Individualized Connectome-Targeted Transcranial Magnetic Stimulation for Neuropsychiatric Sequelae of Repetitive Traumatic Brain Injury in a Retired NFL Player

TITLE
Individualized Connectome-Targeted Transcranial Magnetic Stimulation for Neuropsychiatric Sequelae of Repetitive Traumatic Brain Injury in a Retired NFL Player

SOURCE
Journal of Neuropsychiatry & Clinical Neurosciences. 31(3):254-263, 2019 Summer.

AUTHORS
Siddiqi SH; Trapp NT; Shahim P; Hacker CD; Laumann TO; Kandala S; Carter AR; Brody DL.

ABSTRACT
The recent advent of individualized resting-state network mapping (RSNM) has revealed substantial interindividual variability in anatomical localization of brain networks identified by using resting-state functional MRI (rsfMRI). RSNM enables personalized targeting of focal neuromodulation techniques such as repetitive transcranial magnetic stimulation (rTMS). rTMS is believed to exert antidepressant efficacy by modulating connectivity between the stimulation site, the default mode network (DMN), and the subgenual anterior cingulate cortex (sgACC). Personalized rTMS may be particularly useful after repetitive traumatic brain injury (TBI), which is associated with neurodegenerative tauopathy in medial temporal limbic structures.

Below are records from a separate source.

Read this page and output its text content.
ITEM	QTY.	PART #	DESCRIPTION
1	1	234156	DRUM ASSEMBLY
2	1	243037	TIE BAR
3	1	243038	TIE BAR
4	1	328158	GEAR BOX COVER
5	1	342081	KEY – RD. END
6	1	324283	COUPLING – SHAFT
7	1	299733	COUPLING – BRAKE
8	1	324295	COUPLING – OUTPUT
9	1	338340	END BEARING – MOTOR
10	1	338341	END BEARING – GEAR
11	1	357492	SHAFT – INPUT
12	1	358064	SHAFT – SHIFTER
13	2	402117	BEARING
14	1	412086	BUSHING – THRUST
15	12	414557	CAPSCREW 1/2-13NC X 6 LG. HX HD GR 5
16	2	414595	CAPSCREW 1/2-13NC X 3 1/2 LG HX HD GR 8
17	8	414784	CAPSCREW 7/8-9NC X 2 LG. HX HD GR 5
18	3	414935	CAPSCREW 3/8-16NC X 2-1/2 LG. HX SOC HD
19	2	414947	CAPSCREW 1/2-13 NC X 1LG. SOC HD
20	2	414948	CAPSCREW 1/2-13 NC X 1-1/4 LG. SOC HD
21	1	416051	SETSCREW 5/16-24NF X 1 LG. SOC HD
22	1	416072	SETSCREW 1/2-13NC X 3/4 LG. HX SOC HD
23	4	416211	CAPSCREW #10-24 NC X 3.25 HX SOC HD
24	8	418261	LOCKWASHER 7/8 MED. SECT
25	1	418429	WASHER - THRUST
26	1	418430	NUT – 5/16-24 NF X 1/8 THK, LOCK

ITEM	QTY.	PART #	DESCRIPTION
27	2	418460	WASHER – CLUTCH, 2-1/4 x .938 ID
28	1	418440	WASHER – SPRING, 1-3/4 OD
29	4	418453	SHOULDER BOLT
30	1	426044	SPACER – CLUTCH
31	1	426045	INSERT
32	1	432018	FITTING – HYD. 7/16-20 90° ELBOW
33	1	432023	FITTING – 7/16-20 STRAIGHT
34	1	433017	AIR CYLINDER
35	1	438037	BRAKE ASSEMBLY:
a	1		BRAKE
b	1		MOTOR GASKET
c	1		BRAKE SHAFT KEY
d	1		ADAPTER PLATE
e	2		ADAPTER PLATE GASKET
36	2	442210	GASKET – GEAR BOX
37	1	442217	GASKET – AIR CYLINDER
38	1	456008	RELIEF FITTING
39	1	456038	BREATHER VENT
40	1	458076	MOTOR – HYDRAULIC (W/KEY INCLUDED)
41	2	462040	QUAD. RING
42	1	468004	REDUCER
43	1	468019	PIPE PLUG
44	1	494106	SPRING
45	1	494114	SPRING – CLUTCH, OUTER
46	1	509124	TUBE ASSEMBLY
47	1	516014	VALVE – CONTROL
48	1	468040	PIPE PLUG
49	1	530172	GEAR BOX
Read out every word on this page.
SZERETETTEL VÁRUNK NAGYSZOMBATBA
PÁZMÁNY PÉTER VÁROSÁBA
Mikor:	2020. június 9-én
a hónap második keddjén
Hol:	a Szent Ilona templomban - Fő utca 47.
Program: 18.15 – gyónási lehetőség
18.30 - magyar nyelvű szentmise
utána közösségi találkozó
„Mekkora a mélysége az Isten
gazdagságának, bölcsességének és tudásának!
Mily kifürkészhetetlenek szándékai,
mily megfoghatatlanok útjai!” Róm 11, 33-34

These degenerative changes are believed to be related to treatment-resistant neurobehavioral disturbances observed in many retired athletes.

METHODS
The authors describe a case in which RSNM was successfully used to target rTMS to treat these neuropsychiatric disturbances in a retired NFL defensive lineman whose symptoms were not responsive to conventional treatments. RSNM was used to identify left-right dorsolateral prefrontal rTMS targets with maximal difference between dorsal attention network and DMN correlations. These targets were spatially distinct from those identified by prior methods. Twenty sessions of left-sided excitatory and right-sided inhibitory rTMS were administered at these targets.

RESULTS
Treatment led to improvement in Montgomery-Asberg Depression Rating Scale (72%), cognitive testing, and headache scales scores. Compared with healthy individuals and subjects with TBI-associated depression, baseline rsfMRI revealed substantially elevated DMN connectivity with the medial temporal lobe (MTL). Serial rsfMRI scans revealed gradual improvement in MTL-DMN connectivity and stimulation site connectivity with sgACC.

CONCLUSIONS
These results highlight the possibility of individualized neuromodulation and biomarker-based monitoring for neuropsychiatric sequelae of repetitive TBI.